Jess Carson, a research professor of public policy at the University of New Hampshire, said it’s clear that many child care providers would not have been able to keep up with rent or continue paying employees without the federal support. But she stressed that New Hampshire’s success in stemming closures so far doesn’t mean the state is out of the woods.

“Is it enough to mean that we’ll have the same supply of providers at the end of this?” Carson said. “I think we’ve already seen some early evidence that no, we are seeing some losses already, we are seeing some doors close that will not be reopened again.”

Looking forward

Though many of the child care industry’s problems long predate the pandemic, educators, officials and advocates say the crisis has exacerbated existing gaps. And while area organizations have come up with some creative short-term solutions and collaborations this year, policymakers also have their eyes on the future.

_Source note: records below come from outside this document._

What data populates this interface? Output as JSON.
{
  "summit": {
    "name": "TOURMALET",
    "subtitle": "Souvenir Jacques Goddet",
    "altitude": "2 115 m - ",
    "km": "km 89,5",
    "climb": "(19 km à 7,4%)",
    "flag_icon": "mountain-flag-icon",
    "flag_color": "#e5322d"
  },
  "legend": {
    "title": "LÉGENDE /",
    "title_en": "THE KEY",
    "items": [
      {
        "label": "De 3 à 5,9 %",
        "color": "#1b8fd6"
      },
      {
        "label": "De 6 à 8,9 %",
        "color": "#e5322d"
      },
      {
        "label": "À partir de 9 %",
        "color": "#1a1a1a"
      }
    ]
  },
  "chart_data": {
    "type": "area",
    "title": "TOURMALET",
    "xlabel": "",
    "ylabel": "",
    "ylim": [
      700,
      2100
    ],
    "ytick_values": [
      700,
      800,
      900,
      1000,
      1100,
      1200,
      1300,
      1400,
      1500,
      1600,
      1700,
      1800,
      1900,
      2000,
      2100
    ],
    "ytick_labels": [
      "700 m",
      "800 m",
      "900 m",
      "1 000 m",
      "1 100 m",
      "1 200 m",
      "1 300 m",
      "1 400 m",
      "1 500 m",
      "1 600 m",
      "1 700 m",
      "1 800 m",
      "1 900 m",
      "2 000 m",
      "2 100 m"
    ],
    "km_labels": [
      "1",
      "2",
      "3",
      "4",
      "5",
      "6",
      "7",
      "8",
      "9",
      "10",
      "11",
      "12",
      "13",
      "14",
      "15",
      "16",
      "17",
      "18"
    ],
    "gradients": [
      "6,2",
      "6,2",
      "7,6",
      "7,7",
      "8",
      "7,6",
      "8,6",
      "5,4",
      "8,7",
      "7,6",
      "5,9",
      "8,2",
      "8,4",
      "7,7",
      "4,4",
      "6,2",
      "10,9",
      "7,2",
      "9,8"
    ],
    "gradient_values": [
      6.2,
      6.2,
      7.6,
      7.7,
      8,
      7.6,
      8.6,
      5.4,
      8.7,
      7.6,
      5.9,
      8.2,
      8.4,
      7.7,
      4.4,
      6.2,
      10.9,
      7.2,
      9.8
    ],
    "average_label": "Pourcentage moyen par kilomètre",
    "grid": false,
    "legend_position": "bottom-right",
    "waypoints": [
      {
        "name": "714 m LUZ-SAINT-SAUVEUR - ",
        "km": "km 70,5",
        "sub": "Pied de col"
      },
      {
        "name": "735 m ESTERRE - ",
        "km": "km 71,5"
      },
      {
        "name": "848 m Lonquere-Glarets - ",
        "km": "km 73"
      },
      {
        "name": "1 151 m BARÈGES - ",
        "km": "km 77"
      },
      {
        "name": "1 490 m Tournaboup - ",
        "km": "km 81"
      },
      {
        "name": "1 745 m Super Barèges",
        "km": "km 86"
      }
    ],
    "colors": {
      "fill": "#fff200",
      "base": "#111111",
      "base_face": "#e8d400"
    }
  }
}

State Rep. Donovan Fenton, a Keene Democrat and working parent with a 2-year-old son, said the pandemic has only emphasized to him the need to improve New Hampshire’s child care system. During the upcoming legislative session that kicks off in January, he said he plans to propose the creation of a study committee that would explore giving business tax credits to employers who provide child care stipends to their employees.

With no income tax or broad-based sales tax, the Granite State’s options for funding child care are limited, Fenton said, which is why he sees business tax credits as a potential avenue for bolstering the field.

“There’s always talk of trying to lower the [business profits tax], because they think businesses pay too much,” Fenton said. “But instead of lowering that BPT, why don’t we make it advantageous for the employer and the employee where we provide for them?”

Still, improving access to and quality of child care programs could prove a difficult task without direct state or federal dollars. Providers have long struggled to pay staff an adequate wage, while families have simultaneously found it hard to afford the often high cost of care.

Experts who spoke with The Sentinel said overcoming some of the barriers that persist in the industry would require significant public investment. And though the federal CARES Act allocated $3.5 billion in emergency assistance for early child care during the pandemic, advocates have estimated roughly $50 billion in emergency assistance is needed, according to NPR.

“What’s important to remember is that there have been these kind of pockets of efforts, but overall, really there has been insufficient funding for child care programs,” McLean, the Berkeley researcher, said. “And so the steps that states have taken both to improve the stability of programs and the safety of educators have been extremely limited.”

Carson hopes this pandemic will reinforce the importance of child care and encourage policymakers to commit to building a better system.

“I would say this is maybe one of the best possible excuses to sort of invest in that national, federal investment in child care and to treat it more as a public good,” she said.